Thursday, May 24, 2007

back to chamba

That's Mexican slang for work. Yup, I'm back in Queretaro, Mexico, my favorite slice of desert paradise. Although in some ways I feel I arrived before I actually got here.

The feeling of being back wasn't what I had expected. I helped my airplane seat-mate mortify his mother by pretending to be his gringa bride (it was sad...she actually almost cried when I turned out to be just another passenger) and found my way to my bus. So far so good, but when we started down the Distrito Federal's (that's Mexican for Mexico City) chaotic, labyrinthine streets I felt tired, annoyed and -- and here's the thing that really freaked me out -- not the least bit excited to be here.

Granted, I was physically exhausted, having worked through my last full day in the States and almost stayed up all night with Nayt and the neighbs in Chicago.
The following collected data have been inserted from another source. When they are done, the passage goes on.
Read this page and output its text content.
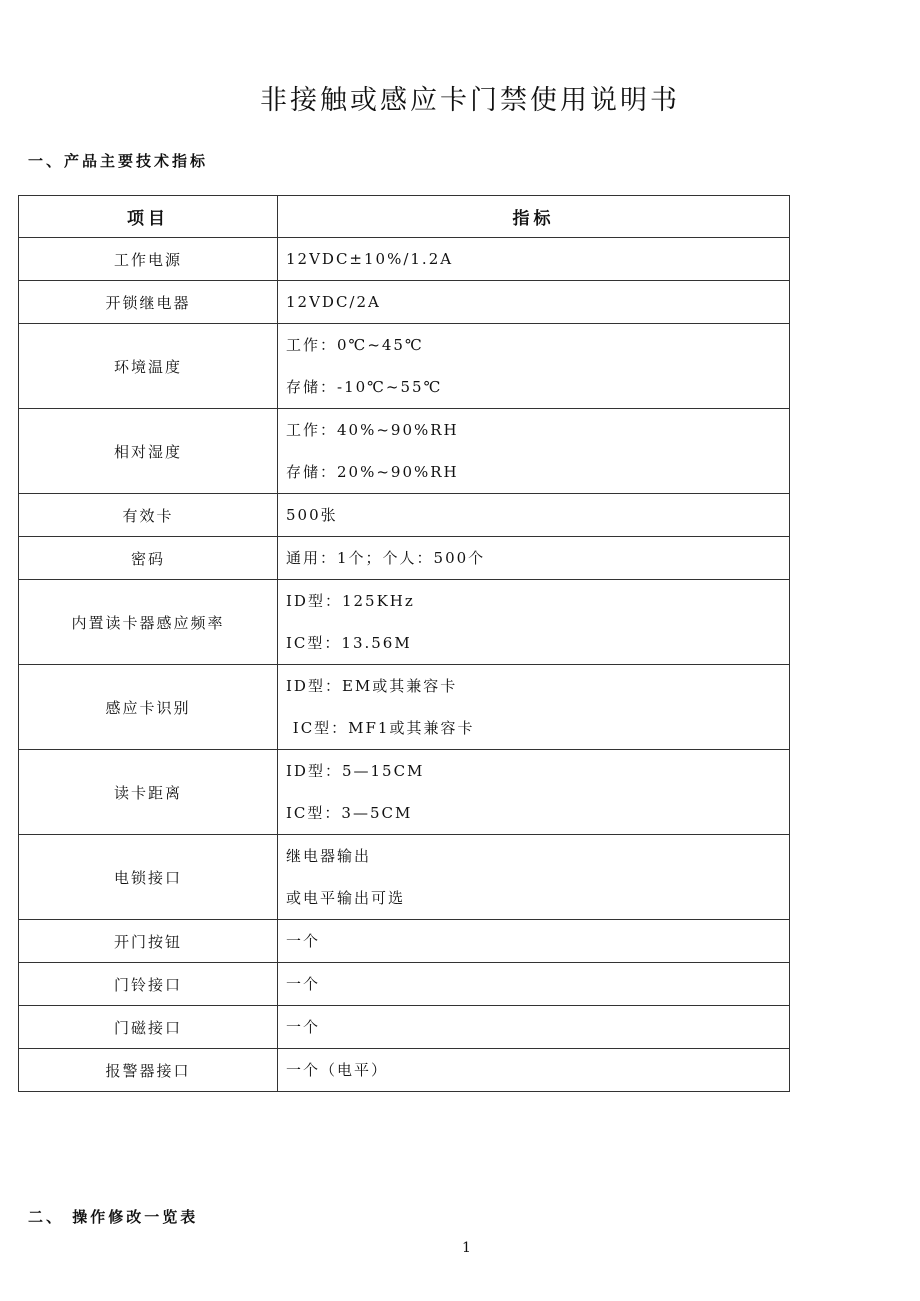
非接触或感应卡门禁使用说明书
一、产品主要技术指标
项目	指标
工作电源	12VDC±10%/1.2A

开锁继电器	12VDC/2A

环境温度	工作：0℃~45℃
存储：-10℃~55℃

相对湿度	工作：40%~90%RH
存储：20%~90%RH

有效卡	500张

密码	通用：1个；个人：500个

内置读卡器感应频率	ID型：125KHz
IC型：13.56M

感应卡识别	ID型：EM或其兼容卡
IC型：MF1或其兼容卡

读卡距离	ID型：5—15CM
IC型：3—5CM

电锁接口	继电器输出
或电平输出可选

开门按钮	一个

门铃接口	一个

门磁接口	一个

报警器接口	一个（电平）
二、 操作修改一览表
1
I was also stressed from trying to move my trip up by 2 weeks and arranging to stay twice as long. But I was here now, shouldn't I be at least a little glad, excited, invigorated? Instead I felt hostile toward the pollution and litter, the traffic, the graffiti, the vatos locos thuggishly staring, trying to decide whether to talk me up or shake me down. I felt hostile toward Mexico in general, toward my own lack of plans for the afternoon. I resented my monster suitcase and having to carry it everywhere, having to buy a phone card to use the public telephone.

You must understand: I am never not excited to be in some far-flung land. Never.

I finally hit on it. As much as I loved being here the last time around, underneath the euphoria, the exhilaration, I was actually really sad. At the time I thought I had experienced the worst of my heartbreak, confusion, loneliness, grappling with the darkest portions of myself. Soon enough I would realize that the scariest and most painful part still awaited me. That sadness was all there, I just wasn't acknowledging it yet. Nonetheless it was the first thing I felt when I landed this time around.

When I got to Querétaro I had three phone numbers and no plans. I reached my future roommate and she chewed me out for not e-mailing her, then gave me directions to her family's (my adoptive familia's) house for lunch. I was welcomed with delighted hugs and a home-cooked feast. Later we had a party at the apartment with several of the people I've spent nearly a year missing, as well as some other welcome faces. The next day I saw all but a few of them, and since then I've managed to see all but two or three of my cuates (that's Mexican for buddies, güey).

In short, I'm in love with Querétaro all over again.